A senior United Nations official is calling for a humanitarian cease-fire in northern Ethiopia to allow trucks carrying food and other relief supplies to reach millions of civilians in Tigray suffering from acute hunger and a lack of essential care.
The United Nations’ under-secretary-general for humanitarian affairs, Martin Griffiths, has just returned from a six-day mission to Ethiopia. He says U.N. relief trucks finally are rolling into Tigray.
He says 178 trucks, which have been stuck in the neighboring Afar region for the past two weeks, have been given the go-ahead to move toward the beleaguered province. While he welcomes this, Griffiths says 100 trucks every day need to get into Tigray to meet the overwhelming needs of the civilian population.
The Ethiopian government declared a unilateral cease-fire in Tigray on May 8. Since then, he notes the shooting war in the conflict-ridden province has diminished. Consequently, he says aid agencies can proceed into areas that previously were out of bounds.
"Once the supplies arrive at the moment in Tigray, the access for the agencies in Tigray is relatively good … They have access," Griffiths said. "But they have not had the supplies needed to actually exploit the access. So, a lot, a lot still to be done in an environment in Ethiopia, which I would say is very, very fragile.”
The World Food Program reports 4 million people in Tigray are suffering from acute hunger, with more than 400,000 on the brink of famine. Griffiths says WFP, which leads the humanitarian effort, has assured him that it can keep the pipeline of 100 trucks of supplies going into Tigray every day, if allowed to do so.
The U.N. official says offensive military action must stop and a humanitarian cease-fire is a glaring necessity.
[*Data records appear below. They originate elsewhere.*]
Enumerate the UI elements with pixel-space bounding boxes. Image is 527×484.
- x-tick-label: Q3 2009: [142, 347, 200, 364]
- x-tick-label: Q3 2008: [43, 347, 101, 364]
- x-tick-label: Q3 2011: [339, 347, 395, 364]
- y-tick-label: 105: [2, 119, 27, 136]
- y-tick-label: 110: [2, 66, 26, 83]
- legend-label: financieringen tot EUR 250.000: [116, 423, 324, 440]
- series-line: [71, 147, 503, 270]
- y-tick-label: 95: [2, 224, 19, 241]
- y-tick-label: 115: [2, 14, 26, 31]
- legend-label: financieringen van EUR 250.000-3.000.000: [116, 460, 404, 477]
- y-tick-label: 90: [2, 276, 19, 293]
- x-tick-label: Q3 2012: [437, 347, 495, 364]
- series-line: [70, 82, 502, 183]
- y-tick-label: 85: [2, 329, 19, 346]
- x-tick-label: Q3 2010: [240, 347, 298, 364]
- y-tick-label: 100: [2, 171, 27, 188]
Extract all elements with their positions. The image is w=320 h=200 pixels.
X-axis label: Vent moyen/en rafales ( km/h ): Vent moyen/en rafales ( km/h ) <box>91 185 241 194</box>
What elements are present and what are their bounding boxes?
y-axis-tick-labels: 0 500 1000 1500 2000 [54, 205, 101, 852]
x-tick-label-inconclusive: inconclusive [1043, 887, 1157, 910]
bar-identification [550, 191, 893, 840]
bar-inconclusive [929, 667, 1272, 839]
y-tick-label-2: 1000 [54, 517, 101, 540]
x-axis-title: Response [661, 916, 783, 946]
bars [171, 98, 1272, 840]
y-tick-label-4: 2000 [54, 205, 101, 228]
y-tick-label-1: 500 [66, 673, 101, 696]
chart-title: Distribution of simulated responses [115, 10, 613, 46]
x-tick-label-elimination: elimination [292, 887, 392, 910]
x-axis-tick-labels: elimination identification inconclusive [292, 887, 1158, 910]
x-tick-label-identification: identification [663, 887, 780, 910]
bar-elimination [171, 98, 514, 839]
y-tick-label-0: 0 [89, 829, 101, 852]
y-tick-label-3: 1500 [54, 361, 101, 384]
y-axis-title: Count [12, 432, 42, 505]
"I welcomed the [Ethiopian] prime minister’s declaration of some weeks ago of a unilateral cease-fire," Griffiths said. "We need to build on that. Make it reciprocal and give people of Tigray, and their neighbors now, half a chance of survival in these next months of desperate needs.”
Griffiths has expressed concern about the Tigray conflict spilling over into neighboring regions. He notes some 100,000 people have been displaced in the Amhara region and another 70,000 people in the Afar region.